Health services in most European countries were developed to meet the needs of demand-led health care. Although they still focus mostly on treatment, cure and care (Beaglehole & Dal Poz, 2003), the growing burden of noncommunicable diseases, along with newly emerging communicable diseases and increasing antimicrobial resistance, create strong and shifting demands on these services. At the same time, the growing prevalence of multimorbidity and the widening health inequalities pose additional threats to health systems that do not give enough attention to the factors that produce health. To address these challenges, it is necessary to reorient health services towards more preventive, people-centred and community-based approaches, with a more prominent role for disease prevention and health promotion, integrated within the wider health system.

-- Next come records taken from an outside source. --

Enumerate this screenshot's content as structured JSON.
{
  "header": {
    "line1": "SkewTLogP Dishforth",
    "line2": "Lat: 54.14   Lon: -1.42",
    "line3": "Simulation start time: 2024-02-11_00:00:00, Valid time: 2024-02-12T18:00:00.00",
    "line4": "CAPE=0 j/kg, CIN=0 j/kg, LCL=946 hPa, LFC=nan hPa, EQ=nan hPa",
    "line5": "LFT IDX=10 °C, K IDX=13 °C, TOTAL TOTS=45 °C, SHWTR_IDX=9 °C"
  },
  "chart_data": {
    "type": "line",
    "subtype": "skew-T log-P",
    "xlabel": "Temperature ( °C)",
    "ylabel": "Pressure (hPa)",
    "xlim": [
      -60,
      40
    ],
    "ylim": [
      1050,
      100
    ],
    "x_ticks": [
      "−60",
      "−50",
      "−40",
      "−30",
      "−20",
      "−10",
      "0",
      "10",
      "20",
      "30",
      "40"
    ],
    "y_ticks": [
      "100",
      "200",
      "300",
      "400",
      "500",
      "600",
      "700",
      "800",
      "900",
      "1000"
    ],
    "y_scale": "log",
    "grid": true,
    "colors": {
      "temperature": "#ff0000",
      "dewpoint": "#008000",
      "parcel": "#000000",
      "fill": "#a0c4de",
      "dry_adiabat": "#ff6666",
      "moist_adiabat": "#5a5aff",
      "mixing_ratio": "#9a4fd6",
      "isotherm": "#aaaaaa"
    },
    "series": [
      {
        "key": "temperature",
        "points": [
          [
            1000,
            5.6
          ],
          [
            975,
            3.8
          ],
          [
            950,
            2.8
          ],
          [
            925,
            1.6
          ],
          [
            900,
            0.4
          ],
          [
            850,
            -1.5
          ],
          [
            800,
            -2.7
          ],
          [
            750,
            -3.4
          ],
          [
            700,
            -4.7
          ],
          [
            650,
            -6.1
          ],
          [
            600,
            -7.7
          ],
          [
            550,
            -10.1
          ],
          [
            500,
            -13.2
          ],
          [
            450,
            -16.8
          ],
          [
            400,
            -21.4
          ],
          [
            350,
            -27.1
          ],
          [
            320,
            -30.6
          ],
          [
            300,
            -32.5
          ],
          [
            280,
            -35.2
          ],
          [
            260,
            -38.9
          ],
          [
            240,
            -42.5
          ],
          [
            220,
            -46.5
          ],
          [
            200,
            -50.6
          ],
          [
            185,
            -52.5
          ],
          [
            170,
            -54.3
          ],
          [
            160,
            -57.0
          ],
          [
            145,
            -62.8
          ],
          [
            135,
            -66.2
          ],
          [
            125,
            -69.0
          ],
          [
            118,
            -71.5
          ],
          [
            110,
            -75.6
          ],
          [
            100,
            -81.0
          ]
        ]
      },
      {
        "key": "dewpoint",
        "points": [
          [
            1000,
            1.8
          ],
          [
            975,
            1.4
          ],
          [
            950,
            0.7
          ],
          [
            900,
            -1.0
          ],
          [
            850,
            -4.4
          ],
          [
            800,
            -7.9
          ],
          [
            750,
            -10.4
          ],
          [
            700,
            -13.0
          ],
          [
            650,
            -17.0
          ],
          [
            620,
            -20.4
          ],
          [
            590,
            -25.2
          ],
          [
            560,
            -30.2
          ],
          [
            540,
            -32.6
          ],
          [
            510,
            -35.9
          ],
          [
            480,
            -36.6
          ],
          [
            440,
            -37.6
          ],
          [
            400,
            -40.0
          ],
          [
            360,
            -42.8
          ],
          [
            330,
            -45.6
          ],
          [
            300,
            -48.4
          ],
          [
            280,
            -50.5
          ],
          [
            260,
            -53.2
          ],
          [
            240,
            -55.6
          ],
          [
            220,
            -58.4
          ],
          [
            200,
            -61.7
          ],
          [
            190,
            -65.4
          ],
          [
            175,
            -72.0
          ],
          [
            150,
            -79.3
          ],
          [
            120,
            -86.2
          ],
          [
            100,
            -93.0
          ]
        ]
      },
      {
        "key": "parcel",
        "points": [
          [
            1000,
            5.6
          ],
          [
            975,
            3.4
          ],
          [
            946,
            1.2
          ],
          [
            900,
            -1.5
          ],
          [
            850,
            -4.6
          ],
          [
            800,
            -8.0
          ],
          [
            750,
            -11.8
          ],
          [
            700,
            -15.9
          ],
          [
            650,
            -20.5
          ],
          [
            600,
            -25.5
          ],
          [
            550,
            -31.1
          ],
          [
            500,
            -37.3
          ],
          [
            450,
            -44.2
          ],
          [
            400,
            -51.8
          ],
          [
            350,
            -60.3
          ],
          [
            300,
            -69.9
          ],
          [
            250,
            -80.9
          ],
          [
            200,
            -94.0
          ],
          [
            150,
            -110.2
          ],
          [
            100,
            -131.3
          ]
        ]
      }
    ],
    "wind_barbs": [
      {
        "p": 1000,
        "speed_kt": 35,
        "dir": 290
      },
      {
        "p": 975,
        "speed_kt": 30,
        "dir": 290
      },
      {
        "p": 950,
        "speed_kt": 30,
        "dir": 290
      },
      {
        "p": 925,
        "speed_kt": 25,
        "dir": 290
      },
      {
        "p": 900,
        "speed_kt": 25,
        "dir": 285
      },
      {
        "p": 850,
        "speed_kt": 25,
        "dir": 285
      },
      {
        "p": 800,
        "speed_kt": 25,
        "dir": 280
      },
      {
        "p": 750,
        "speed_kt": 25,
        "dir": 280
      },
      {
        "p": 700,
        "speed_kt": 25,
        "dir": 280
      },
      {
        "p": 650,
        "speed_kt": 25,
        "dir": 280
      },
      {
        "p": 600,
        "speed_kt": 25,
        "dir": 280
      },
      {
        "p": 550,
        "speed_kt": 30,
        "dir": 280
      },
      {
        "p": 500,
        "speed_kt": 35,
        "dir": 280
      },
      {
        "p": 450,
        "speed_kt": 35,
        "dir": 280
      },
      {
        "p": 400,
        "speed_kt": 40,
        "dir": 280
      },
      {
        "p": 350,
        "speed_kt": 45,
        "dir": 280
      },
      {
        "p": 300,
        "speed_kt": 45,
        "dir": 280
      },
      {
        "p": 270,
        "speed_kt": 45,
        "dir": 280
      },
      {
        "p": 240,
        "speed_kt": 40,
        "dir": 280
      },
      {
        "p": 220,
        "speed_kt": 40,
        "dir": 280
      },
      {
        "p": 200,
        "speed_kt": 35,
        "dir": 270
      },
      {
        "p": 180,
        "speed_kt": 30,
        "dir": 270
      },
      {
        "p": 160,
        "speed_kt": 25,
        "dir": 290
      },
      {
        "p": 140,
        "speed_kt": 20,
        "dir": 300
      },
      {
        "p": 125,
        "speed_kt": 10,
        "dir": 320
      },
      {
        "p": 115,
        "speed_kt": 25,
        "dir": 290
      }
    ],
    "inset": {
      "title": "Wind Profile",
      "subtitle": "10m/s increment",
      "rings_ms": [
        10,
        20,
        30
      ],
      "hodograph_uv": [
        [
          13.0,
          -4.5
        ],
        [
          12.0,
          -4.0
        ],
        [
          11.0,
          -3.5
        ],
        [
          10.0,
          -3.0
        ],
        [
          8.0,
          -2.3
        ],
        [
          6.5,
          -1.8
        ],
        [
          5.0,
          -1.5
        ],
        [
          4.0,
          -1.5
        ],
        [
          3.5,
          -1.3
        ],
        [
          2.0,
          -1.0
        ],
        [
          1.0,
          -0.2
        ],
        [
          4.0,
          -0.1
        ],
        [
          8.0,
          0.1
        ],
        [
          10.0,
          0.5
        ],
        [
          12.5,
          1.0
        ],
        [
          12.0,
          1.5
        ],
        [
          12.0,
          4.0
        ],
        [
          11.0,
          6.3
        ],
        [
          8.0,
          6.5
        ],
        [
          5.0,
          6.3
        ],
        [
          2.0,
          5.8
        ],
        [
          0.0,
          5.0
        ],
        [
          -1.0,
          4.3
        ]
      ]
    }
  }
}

Worldwide, countries are seeking strategies to strengthen their health workforce to ensure health systems are sustainable and resilient and to reach universal health coverage (World Health Organization, 2016). In Europe, a 2019 expert opinion focused on task shifting, which is one – among several – examples of skill-mix innovations (European Commission, 2019). However, to date, a systematic analysis of skill-mix innovations and their effects on outcomes has been missing. Skill-mix changes have been suggested to be of high relevance to respond to changing patient needs (for example, for patients with chronic conditions and multimorbidity), unequal access to services (for example, for vulnerable groups), skill gaps (for example, in long-term and palliative care) and changes among the health workforce (shortages and maldistribution) (see Chapter 1).
This chapter analyses the role of policies and financing and their implications for the uptake of skill-mix changes in routine care. In particular, it addresses if and how regulatory or nonregulatory policies can facilitate the skill-mix innovation shift (and so act as a facilitator) or rather hinder the shift from taking place (and so act as a barrier). Further, this chapter addresses the role of financing and payment policies and identifies related common barriers and facilitators to skill-mix reforms. The chapter first presents the evidence from the overview of reviews, and then complements these findings by presenting trends and country examples from different sources.
Access to and the quality of health services are closely linked to the density and skill-mix of a country’s health workforce (OECD, 2016; World Health Organization, 2006, 2016). High rates of chronic conditions and multimorbidity, new treatment options, and technological advances and economic pressure have led to fundamental changes to health systems and have impacted on the daily work of health professionals. Many countries worldwide are experiencing a shortage of primary care providers, particularly in rural or socially deprived urban areas (OECD, 2016; World Health Organization, 2013). Primary care systems face the challenge of ensuring a sustainable workforce to allow timely access to services, high-quality care and person-centred services (Kringos et al., 2015a, 2015b).